5°) indiquer, le cas échéant, la date de consolidation et, en l'absence de consolidation, la date à laquelle il conviendra de revoir M. C E ;

6°) donner, s'il y a lieu, tous les éléments utiles d'appréciation sur les responsabilités encourues et les préjudices subis, patrimoniaux et extrapatrimoniaux, en distinguant les préjudices temporaires des préjudices permanents ; déterminer, notamment, la part des préjudices présentant un lien de causalité direct, certain et exclusif avec un manquement reproché aux établissements à l'exclusion de tout état antérieur éventuel, de toute cause étrangère ainsi que de soins ayant pu être pratiqués par d'autres établissements ou par d'autres praticiens ; apprécier également la perte de chance ;

7°) donner son avis sur l'existence éventuelle de préjudices annexes (souffrances endurées, préjudice d'agrément spécifique, préjudice psychologique, préjudice professionnel), et le cas échéant, en évaluer l'importance, en distinguant la part imputable au manquement éventuellement constaté de celle ayant pour origine toute autre cause ou pathologie, eu égard notamment aux antécédents médicaux de l'intéressée.

Article 2 : L'expert accomplira sa mission dans les conditions prévues par les articles R. 621-2 à R. 621-14 du code de justice administrative. Il ne pourra recourir à un sapiteur sans l'autorisation préalable du président du tribunal administratif.

Article 3 : L'expertise aura lieu en présence M. A E et Mme.
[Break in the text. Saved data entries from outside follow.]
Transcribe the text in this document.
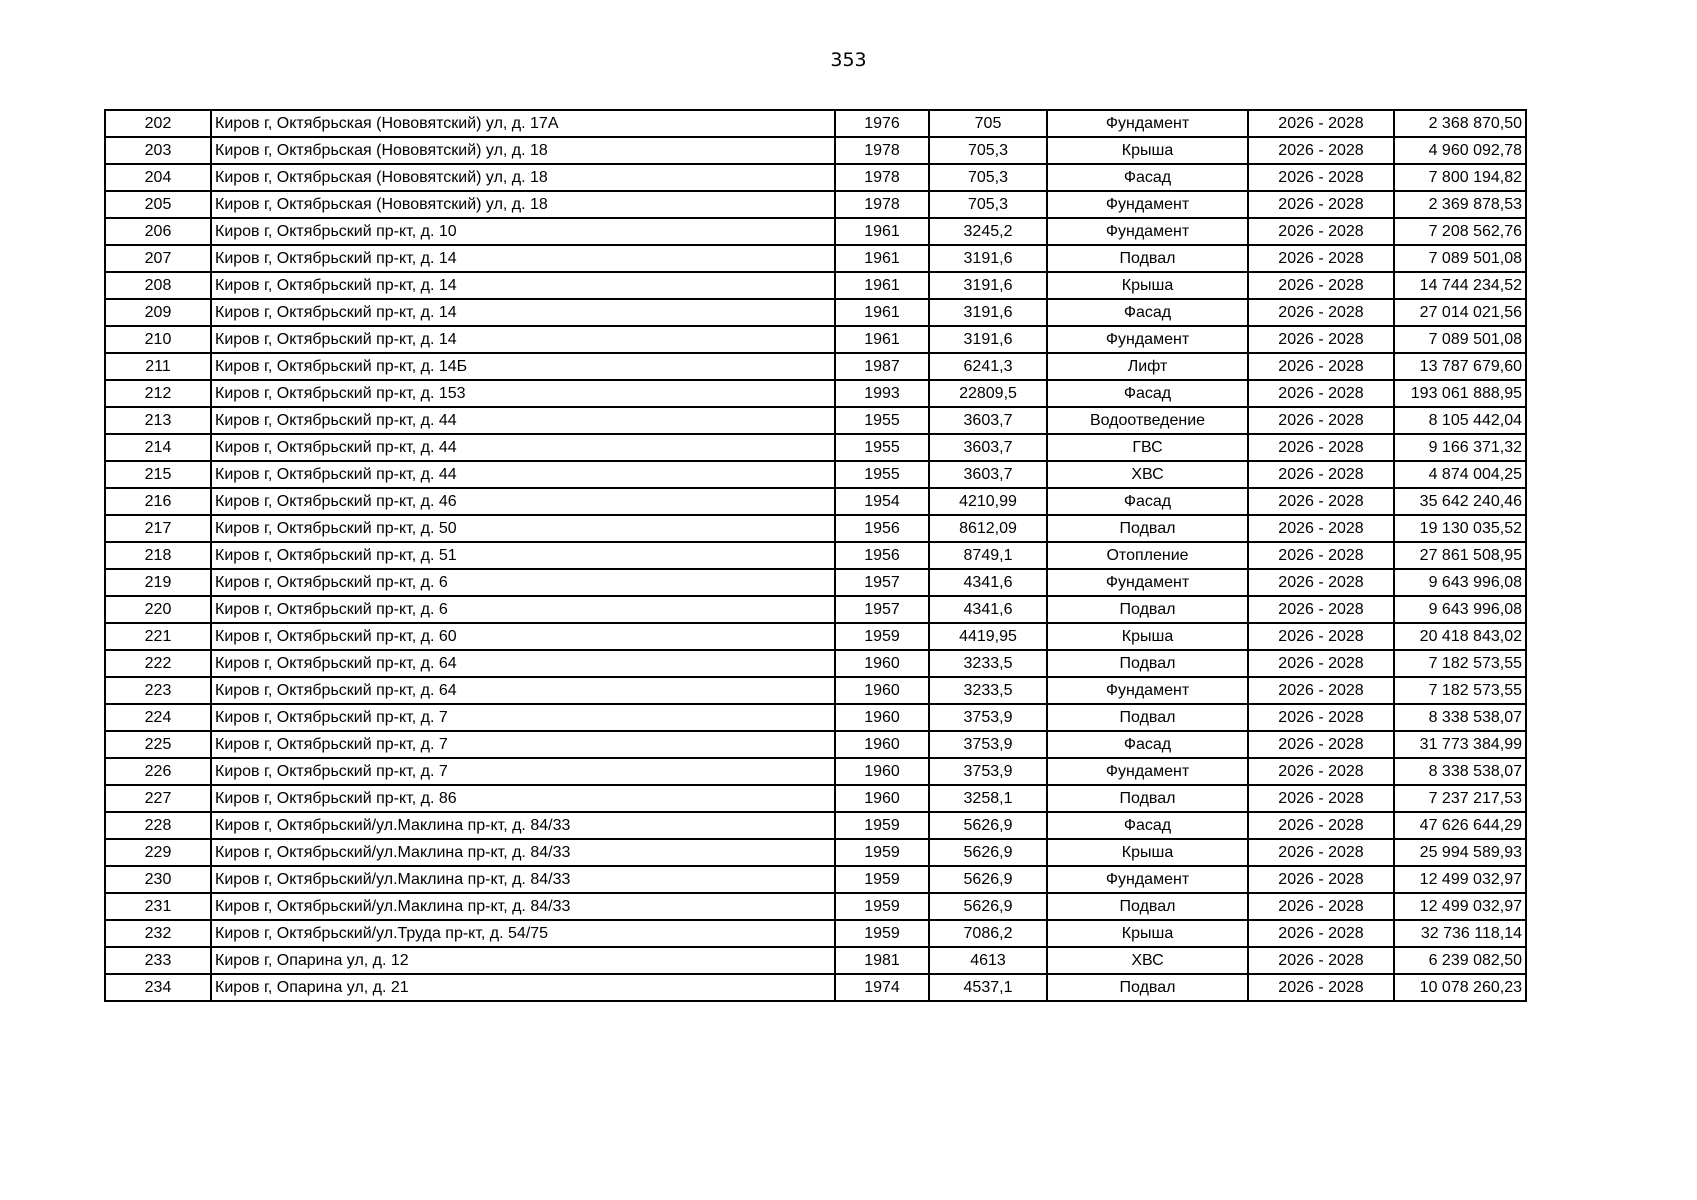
353
202	Киров г, Октябрьская (Нововятский) ул, д. 17А	1976	705	Фундамент	2026 - 2028	2 368 870,50
203	Киров г, Октябрьская (Нововятский) ул, д. 18	1978	705,3	Крыша	2026 - 2028	4 960 092,78
204	Киров г, Октябрьская (Нововятский) ул, д. 18	1978	705,3	Фасад	2026 - 2028	7 800 194,82
205	Киров г, Октябрьская (Нововятский) ул, д. 18	1978	705,3	Фундамент	2026 - 2028	2 369 878,53
206	Киров г, Октябрьский пр-кт, д. 10	1961	3245,2	Фундамент	2026 - 2028	7 208 562,76
207	Киров г, Октябрьский пр-кт, д. 14	1961	3191,6	Подвал	2026 - 2028	7 089 501,08
208	Киров г, Октябрьский пр-кт, д. 14	1961	3191,6	Крыша	2026 - 2028	14 744 234,52
209	Киров г, Октябрьский пр-кт, д. 14	1961	3191,6	Фасад	2026 - 2028	27 014 021,56
210	Киров г, Октябрьский пр-кт, д. 14	1961	3191,6	Фундамент	2026 - 2028	7 089 501,08
211	Киров г, Октябрьский пр-кт, д. 14Б	1987	6241,3	Лифт	2026 - 2028	13 787 679,60
212	Киров г, Октябрьский пр-кт, д. 153	1993	22809,5	Фасад	2026 - 2028	193 061 888,95
213	Киров г, Октябрьский пр-кт, д. 44	1955	3603,7	Водоотведение	2026 - 2028	8 105 442,04
214	Киров г, Октябрьский пр-кт, д. 44	1955	3603,7	ГВС	2026 - 2028	9 166 371,32
215	Киров г, Октябрьский пр-кт, д. 44	1955	3603,7	ХВС	2026 - 2028	4 874 004,25
216	Киров г, Октябрьский пр-кт, д. 46	1954	4210,99	Фасад	2026 - 2028	35 642 240,46
217	Киров г, Октябрьский пр-кт, д. 50	1956	8612,09	Подвал	2026 - 2028	19 130 035,52
218	Киров г, Октябрьский пр-кт, д. 51	1956	8749,1	Отопление	2026 - 2028	27 861 508,95
219	Киров г, Октябрьский пр-кт, д. 6	1957	4341,6	Фундамент	2026 - 2028	9 643 996,08
220	Киров г, Октябрьский пр-кт, д. 6	1957	4341,6	Подвал	2026 - 2028	9 643 996,08
221	Киров г, Октябрьский пр-кт, д. 60	1959	4419,95	Крыша	2026 - 2028	20 418 843,02
222	Киров г, Октябрьский пр-кт, д. 64	1960	3233,5	Подвал	2026 - 2028	7 182 573,55
223	Киров г, Октябрьский пр-кт, д. 64	1960	3233,5	Фундамент	2026 - 2028	7 182 573,55
224	Киров г, Октябрьский пр-кт, д. 7	1960	3753,9	Подвал	2026 - 2028	8 338 538,07
225	Киров г, Октябрьский пр-кт, д. 7	1960	3753,9	Фасад	2026 - 2028	31 773 384,99
226	Киров г, Октябрьский пр-кт, д. 7	1960	3753,9	Фундамент	2026 - 2028	8 338 538,07
227	Киров г, Октябрьский пр-кт, д. 86	1960	3258,1	Подвал	2026 - 2028	7 237 217,53
228	Киров г, Октябрьский/ул.Маклина пр-кт, д. 84/33	1959	5626,9	Фасад	2026 - 2028	47 626 644,29
229	Киров г, Октябрьский/ул.Маклина пр-кт, д. 84/33	1959	5626,9	Крыша	2026 - 2028	25 994 589,93
230	Киров г, Октябрьский/ул.Маклина пр-кт, д. 84/33	1959	5626,9	Фундамент	2026 - 2028	12 499 032,97
231	Киров г, Октябрьский/ул.Маклина пр-кт, д. 84/33	1959	5626,9	Подвал	2026 - 2028	12 499 032,97
232	Киров г, Октябрьский/ул.Труда пр-кт, д. 54/75	1959	7086,2	Крыша	2026 - 2028	32 736 118,14
233	Киров г, Опарина ул, д. 12	1981	4613	ХВС	2026 - 2028	6 239 082,50
234	Киров г, Опарина ул, д. 21	1974	4537,1	Подвал	2026 - 2028	10 078 260,23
Elvira Stroe, de de leur fils C E, du centre hospitalier de Bagnols-sur-Cèze et la mutualité sociale agricole du Languedoc.

Article 4 : L'expert déposera son rapport au greffe sous forme électronique par le biais de la plateforme d'échanges dans le délai de six mois à compter de la notification de la présente ordonnance, accompagné de l'état de ses vacations, frais et débours.

Article 5 : Les frais et honoraires de l'expertise seront mis à la charge de la ou des parties désignées dans l'ordonnance par laquelle le président du tribunal liquidera et taxera ces frais et honoraires.

Article 6 : Le surplus des conclusions de la requête est rejeté.

Article 7 : Le présent jugement sera notifié à M. A E et Mme. Elvira Stroe, au centre hospitalier de Bagnols sur Cèze, à la mutualité sociale agricole du Languedoc et M. M. le Dr F B expert.

Fait à Nîmes, le 6 juin 2023.

Le juge des référés,

P. D

La République mande et ordonne à la préfète du Gard ou à tous commissaire de justice à ce requis en ce qui concerne les voies de droit commun contre les parties privées, de pourvoir à l'exécution de la présente décision.